I still can't say exactly why I was saving all that stuff. Some of it was about a confusion of meaning—what matters and what doesn't—and my reluctance to make that distinction. Some of it was learned behavior: My grandmother, by her example, had taught me to save everything. In their way, my parents had, too. They saved nothing—none of my toys or clothes, not one volume of the Bobbsey Twins or Nancy Drew—and for years, I'd been making up for it.

But a lot of my hoarding was about "just in case": the fear that something would go wrong and I'd find myself in need of an old bed; a sense that it would be courting disaster to give up suitcases with broken zippers. I'd spent years, after deciding to make my way in the world as a writer, eking out a living, just barely getting by. There was a time when "a new pillow" was on my pie-in-the-sky wish list, when I'd dig through the crevices of my sole armchair for enough change to buy groceries with. My husband has been there, too—which is why, when I started to take the space heater to the alley, he balked. "That's a good space heater," he said. But we didn't need it, I pointed out (as much to myself as to him). We had a perfectly adequate furnace. And if the power went off, an electric space heater wouldn't do us any good, would it?

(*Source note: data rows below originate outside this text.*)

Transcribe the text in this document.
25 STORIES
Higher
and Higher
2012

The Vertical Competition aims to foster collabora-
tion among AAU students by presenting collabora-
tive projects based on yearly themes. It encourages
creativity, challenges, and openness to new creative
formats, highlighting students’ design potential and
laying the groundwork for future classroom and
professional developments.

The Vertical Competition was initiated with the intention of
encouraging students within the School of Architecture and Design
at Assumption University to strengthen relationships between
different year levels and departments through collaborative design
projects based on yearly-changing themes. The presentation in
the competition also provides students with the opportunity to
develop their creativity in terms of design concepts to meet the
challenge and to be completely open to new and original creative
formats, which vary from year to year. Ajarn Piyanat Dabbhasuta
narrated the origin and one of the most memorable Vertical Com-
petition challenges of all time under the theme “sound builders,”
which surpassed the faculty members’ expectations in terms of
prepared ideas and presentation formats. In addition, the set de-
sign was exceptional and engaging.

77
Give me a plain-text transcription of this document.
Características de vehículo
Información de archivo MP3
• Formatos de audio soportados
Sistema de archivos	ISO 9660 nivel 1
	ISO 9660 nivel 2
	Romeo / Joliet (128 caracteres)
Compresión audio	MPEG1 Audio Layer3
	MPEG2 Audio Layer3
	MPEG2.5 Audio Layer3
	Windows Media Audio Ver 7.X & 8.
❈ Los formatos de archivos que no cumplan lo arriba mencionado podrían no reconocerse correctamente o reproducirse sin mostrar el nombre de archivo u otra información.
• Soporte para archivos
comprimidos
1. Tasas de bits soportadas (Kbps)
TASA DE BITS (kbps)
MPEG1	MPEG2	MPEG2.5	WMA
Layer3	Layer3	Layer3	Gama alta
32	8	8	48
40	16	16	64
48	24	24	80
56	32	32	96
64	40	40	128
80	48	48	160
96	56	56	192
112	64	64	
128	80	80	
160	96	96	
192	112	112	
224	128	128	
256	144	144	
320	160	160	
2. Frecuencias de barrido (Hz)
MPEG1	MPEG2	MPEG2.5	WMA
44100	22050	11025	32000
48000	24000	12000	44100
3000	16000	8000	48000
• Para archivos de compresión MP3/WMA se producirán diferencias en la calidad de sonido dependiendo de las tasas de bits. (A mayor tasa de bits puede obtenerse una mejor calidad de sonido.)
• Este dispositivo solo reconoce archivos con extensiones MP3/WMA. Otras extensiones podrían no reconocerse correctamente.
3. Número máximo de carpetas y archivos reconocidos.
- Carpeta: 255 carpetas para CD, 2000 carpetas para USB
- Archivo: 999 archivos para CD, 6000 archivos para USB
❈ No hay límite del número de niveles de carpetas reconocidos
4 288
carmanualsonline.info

So: a combination of superstition, training, and overcorrection of the past. A recipe for a house stuffed full, and a woman at the center of it, overwhelmed.

I don't supposed I will Ever be the sort of person who lives a pared-down life, but I've made a lot of progress. I have put my hands on every single thing in the house—from all the clothes that had to be laundered in the mice's wake to every Playbill, baking pan, and slip of paper—and made a decision about it. I feel as if I have wrestled my possessions, and my house itself, to the ground. As if I have been through therapy—house therapy.

Terra, my house therapist, returns each week to help with cleaning—because I'm not kidding myself, I realize I have neither the time nor the inclination to keep things tidy on my own. Knowing that she's coming helps keep me vigilant: I do triage on everything that comes through the door, and if it's not something we need (now, for real—not maybe someday) or something that deserves to be saved for posterity, it's discarded. I stop before I let myself drop something into a drawer or set it down on the piano. Where does it belong? I think. If I don't have a place for it, I make a place.

And it occurs to me that for the first time in years, it feels as if there is a place for me in my house. That I have chosen what surrounds me—that I choose, now, every day. There is a place for everything in my house now, and everything is in its place. And I like it that way. It's what keeps me keeping house.